Naarden (Dutch pronunciation: [ˈnaːrdə(n)] ( listen)) is a city and former municipality in the Gooi region in the province of North Holland, Netherlands. It has been part of the new municipality of Gooise Meren since 2016.
Naarden was granted its city rights in 1300 (the only town in Het Gooi with these rights) and later developed into a fortified garrison town with a textile industry. The actual fortification was built by the Spanish Empire in 1572 by the King Phillip II of Spain.
Jan Amos Komensky (Comenius) was buried in the city, his mausoleum can be visited.
The city's distinctive shape made it a rallying point for Allied bombers returning to England after raids on Germany. The shape of the fortification is an example of a typical Spanish fortification easily to find among old Spanish Empire.
Naarden is the home of the Netherlands Fortress Museum (Nederlands Vestingmuseum). Naarden hosts the bi-annual Naarden Photo Festival and, on Good Friday, a performance of Bach's St. Matthew Passion in the local church, which is called the Great Church or St. Vitus Church.
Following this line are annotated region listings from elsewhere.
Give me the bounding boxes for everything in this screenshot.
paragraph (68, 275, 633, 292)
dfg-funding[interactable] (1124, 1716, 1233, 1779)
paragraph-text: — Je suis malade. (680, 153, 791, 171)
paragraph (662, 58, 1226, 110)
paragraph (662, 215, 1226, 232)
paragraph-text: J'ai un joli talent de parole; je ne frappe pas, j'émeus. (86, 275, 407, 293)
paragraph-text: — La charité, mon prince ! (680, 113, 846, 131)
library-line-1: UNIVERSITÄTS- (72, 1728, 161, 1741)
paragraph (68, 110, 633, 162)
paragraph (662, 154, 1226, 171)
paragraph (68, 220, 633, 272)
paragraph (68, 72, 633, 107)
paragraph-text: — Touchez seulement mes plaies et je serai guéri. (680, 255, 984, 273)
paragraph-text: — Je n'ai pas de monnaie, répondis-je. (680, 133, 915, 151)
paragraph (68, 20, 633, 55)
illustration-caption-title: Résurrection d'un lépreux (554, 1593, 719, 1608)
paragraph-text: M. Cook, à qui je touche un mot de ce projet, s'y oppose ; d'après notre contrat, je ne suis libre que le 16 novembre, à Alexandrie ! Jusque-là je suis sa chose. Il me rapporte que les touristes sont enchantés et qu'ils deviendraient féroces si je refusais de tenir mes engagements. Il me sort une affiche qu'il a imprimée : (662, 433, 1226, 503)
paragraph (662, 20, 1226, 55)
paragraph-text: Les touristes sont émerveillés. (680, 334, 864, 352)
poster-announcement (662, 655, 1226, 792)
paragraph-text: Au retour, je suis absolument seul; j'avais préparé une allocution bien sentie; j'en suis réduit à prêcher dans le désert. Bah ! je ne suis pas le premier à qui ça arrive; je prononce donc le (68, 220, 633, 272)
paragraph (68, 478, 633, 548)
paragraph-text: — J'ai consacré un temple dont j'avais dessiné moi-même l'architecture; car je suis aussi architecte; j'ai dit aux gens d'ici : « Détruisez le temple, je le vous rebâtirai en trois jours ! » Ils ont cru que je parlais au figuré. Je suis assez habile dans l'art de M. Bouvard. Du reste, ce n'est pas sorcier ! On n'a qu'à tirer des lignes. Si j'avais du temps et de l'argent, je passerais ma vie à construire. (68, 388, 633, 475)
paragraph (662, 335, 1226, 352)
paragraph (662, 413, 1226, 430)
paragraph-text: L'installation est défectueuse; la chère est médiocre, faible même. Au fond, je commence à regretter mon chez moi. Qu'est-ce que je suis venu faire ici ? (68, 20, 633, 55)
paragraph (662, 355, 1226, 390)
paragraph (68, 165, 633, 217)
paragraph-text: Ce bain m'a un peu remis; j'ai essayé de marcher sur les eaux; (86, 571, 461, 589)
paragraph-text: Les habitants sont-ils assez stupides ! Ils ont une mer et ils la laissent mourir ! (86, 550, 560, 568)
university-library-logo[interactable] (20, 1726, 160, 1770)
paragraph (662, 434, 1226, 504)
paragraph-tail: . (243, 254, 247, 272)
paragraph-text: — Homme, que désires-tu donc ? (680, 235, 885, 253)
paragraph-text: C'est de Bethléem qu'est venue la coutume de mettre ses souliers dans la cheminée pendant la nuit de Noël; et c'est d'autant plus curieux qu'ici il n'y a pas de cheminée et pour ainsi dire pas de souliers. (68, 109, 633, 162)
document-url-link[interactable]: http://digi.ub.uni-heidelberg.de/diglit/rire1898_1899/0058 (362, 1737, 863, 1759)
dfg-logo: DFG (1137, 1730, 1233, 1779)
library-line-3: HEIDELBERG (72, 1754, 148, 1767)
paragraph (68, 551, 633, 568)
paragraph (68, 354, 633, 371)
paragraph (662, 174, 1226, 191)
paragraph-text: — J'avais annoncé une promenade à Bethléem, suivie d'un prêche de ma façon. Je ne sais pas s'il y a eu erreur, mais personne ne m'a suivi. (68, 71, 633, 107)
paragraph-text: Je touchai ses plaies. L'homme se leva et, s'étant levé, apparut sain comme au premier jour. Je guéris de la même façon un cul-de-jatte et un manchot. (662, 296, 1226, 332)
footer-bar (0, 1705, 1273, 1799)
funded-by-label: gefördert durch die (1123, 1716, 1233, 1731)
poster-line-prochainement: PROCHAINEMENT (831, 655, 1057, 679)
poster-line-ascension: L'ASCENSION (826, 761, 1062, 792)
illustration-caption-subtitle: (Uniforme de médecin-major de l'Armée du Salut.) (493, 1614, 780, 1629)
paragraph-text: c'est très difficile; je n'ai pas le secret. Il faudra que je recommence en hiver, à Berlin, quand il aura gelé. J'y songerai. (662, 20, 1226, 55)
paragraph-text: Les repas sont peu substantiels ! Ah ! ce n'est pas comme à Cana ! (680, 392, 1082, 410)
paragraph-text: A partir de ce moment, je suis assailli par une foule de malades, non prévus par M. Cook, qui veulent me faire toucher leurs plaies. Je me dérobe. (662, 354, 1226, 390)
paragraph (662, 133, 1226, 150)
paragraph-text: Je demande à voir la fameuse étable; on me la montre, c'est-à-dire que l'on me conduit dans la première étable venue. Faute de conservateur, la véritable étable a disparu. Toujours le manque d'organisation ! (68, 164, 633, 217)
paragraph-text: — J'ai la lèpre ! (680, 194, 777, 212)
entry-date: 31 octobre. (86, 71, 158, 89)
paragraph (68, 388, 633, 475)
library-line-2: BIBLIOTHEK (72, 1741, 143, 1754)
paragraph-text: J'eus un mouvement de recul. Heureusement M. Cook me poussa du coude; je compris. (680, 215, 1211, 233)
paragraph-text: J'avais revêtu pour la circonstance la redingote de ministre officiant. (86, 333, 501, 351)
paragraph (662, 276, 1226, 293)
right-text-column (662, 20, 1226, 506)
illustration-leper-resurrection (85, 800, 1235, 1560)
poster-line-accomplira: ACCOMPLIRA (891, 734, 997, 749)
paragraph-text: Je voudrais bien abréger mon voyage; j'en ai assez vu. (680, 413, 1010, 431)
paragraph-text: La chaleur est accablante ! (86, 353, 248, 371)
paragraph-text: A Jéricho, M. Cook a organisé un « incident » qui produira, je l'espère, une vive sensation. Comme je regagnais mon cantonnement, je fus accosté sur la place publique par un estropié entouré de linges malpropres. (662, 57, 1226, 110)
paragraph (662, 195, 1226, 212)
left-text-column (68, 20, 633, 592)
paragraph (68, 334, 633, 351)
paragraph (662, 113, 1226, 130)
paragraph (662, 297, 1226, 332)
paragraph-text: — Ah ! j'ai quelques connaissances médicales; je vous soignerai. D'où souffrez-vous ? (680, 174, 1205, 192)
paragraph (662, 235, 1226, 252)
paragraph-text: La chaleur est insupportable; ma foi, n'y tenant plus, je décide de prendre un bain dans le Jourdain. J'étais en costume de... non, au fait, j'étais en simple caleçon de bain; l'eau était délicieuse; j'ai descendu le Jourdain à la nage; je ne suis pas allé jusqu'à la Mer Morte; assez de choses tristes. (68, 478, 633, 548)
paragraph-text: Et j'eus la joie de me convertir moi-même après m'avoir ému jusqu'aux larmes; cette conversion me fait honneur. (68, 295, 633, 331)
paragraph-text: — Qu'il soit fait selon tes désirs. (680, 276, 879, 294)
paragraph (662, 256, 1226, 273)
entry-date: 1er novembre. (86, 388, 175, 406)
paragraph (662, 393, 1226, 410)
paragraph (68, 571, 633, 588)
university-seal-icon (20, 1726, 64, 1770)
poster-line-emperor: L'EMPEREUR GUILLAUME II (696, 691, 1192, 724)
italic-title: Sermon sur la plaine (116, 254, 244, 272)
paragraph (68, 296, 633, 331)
The Great Church (Grote Kerk) is situated on the Markstraat and dates from the 15th century. Prior to the Protestant Reformation it was named for St. Vitus. It is one of the oldest surviving churches in The Netherlands, having had the good fortune to survive the Spanish invasion of 1572 and the subsequent burning of the town. The church has numerous wooden vaults that are painted with scenes from the Old and New Testaments. These were hidden for many years and were only rediscovered in a recent restoration. The church is the venue for a number of cultural activities such as organ music nights and the bi-annual Naarden Photo festival.
The Spanish House (Spaanse Huis), situated at Turfpoortstraat 27, was originally a church building converted to house migrants. In 1572 Spanish troops conducted a massacre of some 700 inhabitants who had gathered to hear a peace proposal. The Spanish then fired on the assembled citizens, and went on to set fire to the town. A plaque above the lintel of the door and below the eaves commemorates the massacre. In 1615, after the population had reestablished itself, they built the city hall on the site. Part of the building was given over to De Waag (The Scales House), the municipal office entrusted with the verification of weights and measures. The building later served a French garrison as a bakery, turning out over 1000 loaves per day. From 1967 until 1992 it served as the Comenius museum.Today, the historic building serves as the Weegschaal Museum.